Altra serie di errori. Una volta nel porto e dopo l’arresto dei due marò, l’Italia avrebbe dovuto sollevare la questione in sede Onu, chiedere l’aiuto internazionale per risolvere la questione in punta di diritto e per via diplomatica. Il che non solo non è stato fatto, ma l’aiuto internazionale è stato rifiutato di proposito. Monti e Terzi, forse, pensavano di risolvere il problema solo perché si chiamano Monti e Terzi. Aver mostrato, poi, ufficialmente, davanti al mondo intero, che l’Italia concedeva donazioni spontanee ai familiari delle vittime (circa 600 mila euro in totale) è stato apprezzato dalle famiglie dei pescatori (non da tutti i membri di quelle stesse famiglie) che hanno ritirato le denunce, ma agli occhi del mondo è stato la donazione è stata recepita come “risarcimento”, un’ammissione di colpevolezza.
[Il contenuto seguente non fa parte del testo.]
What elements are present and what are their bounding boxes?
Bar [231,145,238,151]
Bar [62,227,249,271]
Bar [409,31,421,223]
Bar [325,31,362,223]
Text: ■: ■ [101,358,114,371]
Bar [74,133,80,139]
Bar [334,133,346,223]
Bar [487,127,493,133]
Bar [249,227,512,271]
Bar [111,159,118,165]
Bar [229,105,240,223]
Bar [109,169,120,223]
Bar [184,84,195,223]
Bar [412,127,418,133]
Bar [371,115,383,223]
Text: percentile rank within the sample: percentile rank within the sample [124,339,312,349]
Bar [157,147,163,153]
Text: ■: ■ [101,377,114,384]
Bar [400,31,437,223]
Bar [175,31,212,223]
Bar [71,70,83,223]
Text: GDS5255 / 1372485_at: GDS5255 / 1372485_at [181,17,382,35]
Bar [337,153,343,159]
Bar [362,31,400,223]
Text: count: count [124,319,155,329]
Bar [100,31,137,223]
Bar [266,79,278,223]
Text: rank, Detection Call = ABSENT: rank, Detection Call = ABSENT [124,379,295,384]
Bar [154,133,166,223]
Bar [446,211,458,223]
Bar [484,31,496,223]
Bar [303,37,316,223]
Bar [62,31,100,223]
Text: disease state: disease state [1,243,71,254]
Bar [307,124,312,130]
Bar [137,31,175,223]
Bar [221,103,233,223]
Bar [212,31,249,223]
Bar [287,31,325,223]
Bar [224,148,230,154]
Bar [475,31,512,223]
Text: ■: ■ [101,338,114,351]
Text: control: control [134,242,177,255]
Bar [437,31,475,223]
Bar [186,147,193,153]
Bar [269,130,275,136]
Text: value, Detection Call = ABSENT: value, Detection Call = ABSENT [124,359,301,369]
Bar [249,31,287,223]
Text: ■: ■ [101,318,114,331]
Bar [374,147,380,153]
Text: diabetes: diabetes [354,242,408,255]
Aver lasciato la materia ai magistrati e non averla subito collocata sul piano diplomatico e politico internazionale, si è rivelata una superficialità, aggravata dal fatto che quando i due marò sono stati fatti rientrare in Italia per il Natale nessun magistrato italiano, così sollecito in alcuni casi nell’invocare l’obbligatorietà dell’azione penale in presenza di un possibile reato, li ha arrestati, né in nome dell’obbligatorietà dell’azione penale, né dell’autonomia e dell’indipendenza della magistratura, con le cui prerogative l’Italia avrebbe potuto contrastare, in maniera pulita ed elegante, le prevaricazioni della polizia (indagini lacunose) e della stessa magistratura indiana. Nulla di tutto questo, e in modo del tutto incomprensibile e illogico.
Aver deciso di non far rientrare i soldati in India è stato poco politico e poco diplomatico, comunque poco dignitoso per un Paese, ma aver sottovalutato le reazioni degli indiani, le implicazioni politiche ed economiche che loro hanno sfruttato benissimo, significa non avere conoscenza di un Paese imponente ed economicamente emergente come l’India. Dove sono le competenze dei nostri diplomatici? Dove sono i nostri servizi segreti? Ancora una volta: non si poteva chiedere informazioni ad altri Paesi amici? All’Inghilterra, per esempio, per decenni Paese coloniale in India, o alla Russia, per esempio, che con l’India fa parte dei Paesi cosiddetti “Brics”? L’ex ministro Terzi, in questo, non ha nessunissima scusante, come non ce l’ha Monti che prima approva la decisione di non far ripartire i due marò e poi vorrebbe far ricadere la colpa sul suo ministro degli Esteri, accusandolo poi di presunti “fini personali”.
Su questa vicenda, gestibile e risolvibile in due giorni, come fanno altri Paesi nelle stesse situazioni, l’Italia ha mostrato che i suoi uomini presunti migliori si sono rivelati inadeguati e quando questi stessi uomini hanno detto che non vedono l’ora che l’incarico termini, beh, il sospiro di sollievo lo tirano gli italiani. Peccato solo che a farne le spese siano due soldati e le loro famiglie.